Friedan and Judith Butler? Friedan and Donna Haraway? Friedan and J. Jack Halberstam? Friedan and current discourses about “the
successful (American) woman” (see this “argument” for Ke$ha as today’s
burgeoning feminist)? Friedan and
President Obama’s Second Inaugural Address?
I am searching not for a terminus
for Friedan’s work – work which I think continually prompts us to be
ever-vigilant even if we can imagine that we are better off, more equal, more
open, or more possibilistic – I am searching for sights of connectivity. I want to continue locating the places where
this “problem that has no name” is reconfigured and prompts different (if
difficult) responses. And I think that
is the way to end my own recollection of encountering Friedan’s work – to recall that what might be most challenging about re-reading Friedan or reading
Friedan for the first time today is recognizing that when it was released fifty years ago, The Feminine Mystique was difficult, divisive, provocative, monumentally significant.

I've done a bit of reading about the New Left the last couple weeks, and I feel like I can assert rather strongly that most men in that section of the Sixties weren't too keen on challenging sexism. Todd Gitlin makes that point in The Sixties, and he also connects Friedan to a sort of proto-1960s Movement of the general left--a gearing up for the real thing. In Gitlin's analysis, she identified the same problem Jim's mother has in Rebel Without a Cause (1955).

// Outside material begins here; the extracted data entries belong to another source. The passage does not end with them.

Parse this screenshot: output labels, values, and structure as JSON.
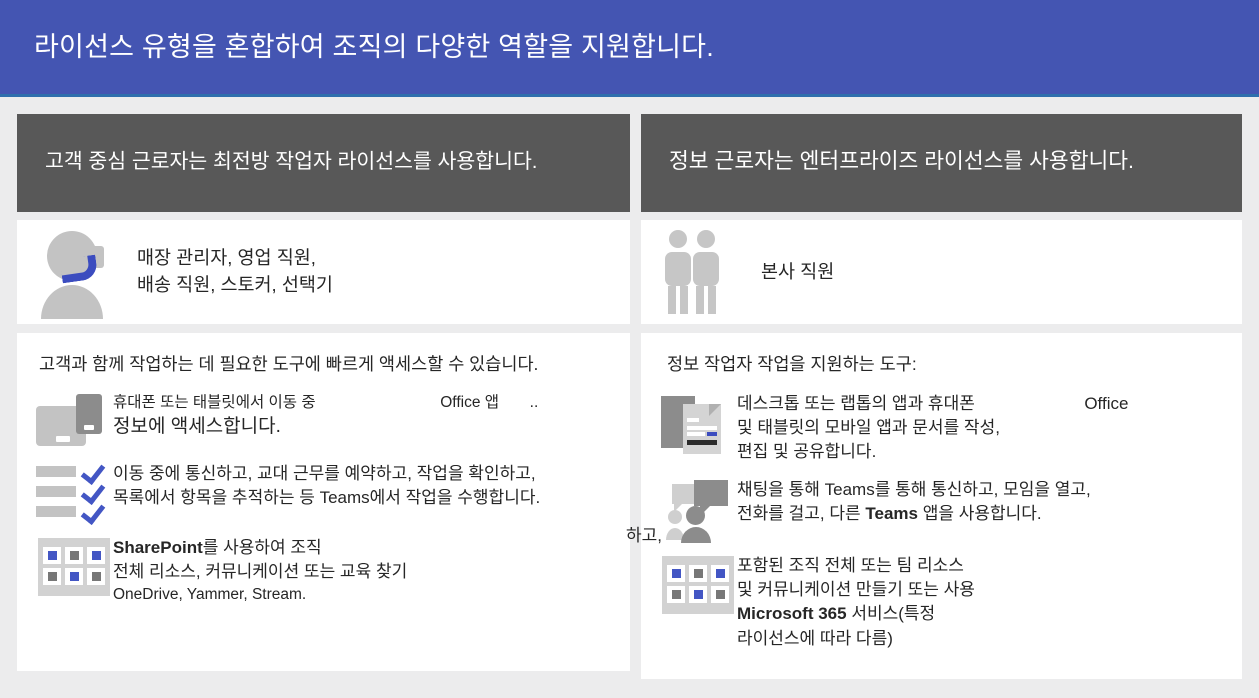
{
  "banner": {
    "title": "라이선스 유형을 혼합하여 조직의 다양한 역할을 지원합니다.",
    "background_color": "#4455b2",
    "rule_color": "#2f6fad"
  },
  "columns": [
    {
      "id": "frontline",
      "header": "고객 중심 근로자는 최전방 작업자 라이선스를 사용합니다.",
      "header_background": "#585858",
      "persona": {
        "icon": "headset-person-icon",
        "label_line1": "매장 관리자, 영업 직원,",
        "label_line2": "배송 직원, 스토커, 선택기"
      },
      "intro": "고객과 함께 작업하는 데 필요한 도구에 빠르게 액세스할 수 있습니다.",
      "features": [
        {
          "icon": "laptop-phone-icon",
          "lines": [
            {
              "text": "휴대폰 또는 태블릿에서 이동 중",
              "size": "small"
            },
            {
              "text": "Office 앱",
              "size": "small",
              "offset": true
            },
            {
              "text": "정보에 액세스합니다.",
              "size": "big"
            }
          ]
        },
        {
          "icon": "checklist-icon",
          "lines": [
            {
              "text": "이동 중에 통신하고, 교대 근무를 예약하고, 작업을 확인하고,",
              "size": "big"
            },
            {
              "text": "목록에서 항목을 추적하는 등 Teams에서 작업을 수행합니다.",
              "size": "big"
            }
          ]
        },
        {
          "icon": "grid-icon",
          "lines": [
            {
              "text": "SharePoint",
              "bold": true,
              "suffix": "를 사용하여 조직",
              "size": "big"
            },
            {
              "text": "전체 리소스, 커뮤니케이션 또는 교육 찾기",
              "size": "big"
            },
            {
              "text": "OneDrive, Yammer, Stream.",
              "size": "small"
            }
          ]
        }
      ]
    },
    {
      "id": "information-worker",
      "header": "정보 근로자는 엔터프라이즈 라이선스를 사용합니다.",
      "header_background": "#585858",
      "persona": {
        "icon": "two-people-icon",
        "label_line1": "본사 직원",
        "label_line2": ""
      },
      "intro": "정보 작업자 작업을 지원하는 도구:",
      "features": [
        {
          "icon": "documents-icon",
          "lines": [
            {
              "text": "데스크톱 또는 랩톱의 앱과 휴대폰",
              "size": "big"
            },
            {
              "text": "Office",
              "size": "big",
              "offset": true
            },
            {
              "text": "및 태블릿의 모바일 앱과 문서를 작성,",
              "size": "big"
            },
            {
              "text": "편집 및 공유합니다.",
              "size": "big"
            }
          ]
        },
        {
          "icon": "chat-icon",
          "lines": [
            {
              "text": "채팅을 통해 Teams를 통해 통신하고, 모임을 열고,",
              "size": "big"
            },
            {
              "text": "전화를 걸고, 다른 ",
              "bold_mid": "Teams",
              "suffix": " 앱을 사용합니다.",
              "size": "big"
            }
          ]
        },
        {
          "icon": "grid-icon",
          "lines": [
            {
              "text": "포함된 조직 전체 또는 팀 리소스",
              "size": "big"
            },
            {
              "text": "및 커뮤니케이션 만들기 또는 사용",
              "size": "big"
            },
            {
              "text": "Microsoft 365",
              "bold": true,
              "suffix": " 서비스(특정",
              "size": "big"
            },
            {
              "text": "라이선스에 따라 다름)",
              "size": "big"
            }
          ]
        }
      ]
    }
  ],
  "fragments": {
    "left_row1_tail": "..",
    "left_row2_overflow": "하고,"
  },
  "colors": {
    "accent_blue": "#4356c4",
    "icon_gray": "#c3c3c3",
    "icon_dark_gray": "#8c8c8c",
    "card_background": "#ffffff",
    "page_background": "#ececed"
  }
}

ReplyDeleteHorowitz makes a similar historical claim in his biography of Friedan: Friedan's work in the labor movement following WWII provided some of the organizational skills that she would take to NOW in the 60's. I think your comment could also apply quite nicely to J. Brendan's post, which does well to remind us of how we are always recontextualizing these moments when we try to construct new narratives. In part, that is what my musings have tried to grapple with: how, when, and in what context to we recall The Feminine Mystique? I think it is significant that when I asked folks to join in on this conversation, many said that they had not read Friedan. I read it in a history course, and I know Amber read it in women's studies, but where else and how else might one come across Friedan? I was shocked (shocked!) to see that she is not even in my reader for Second Wave Feminism. Is there a sense that fifty years on the women's movement and those who support social equality are ready to say thanks for the memories, Betty, but we are all going Gaga now?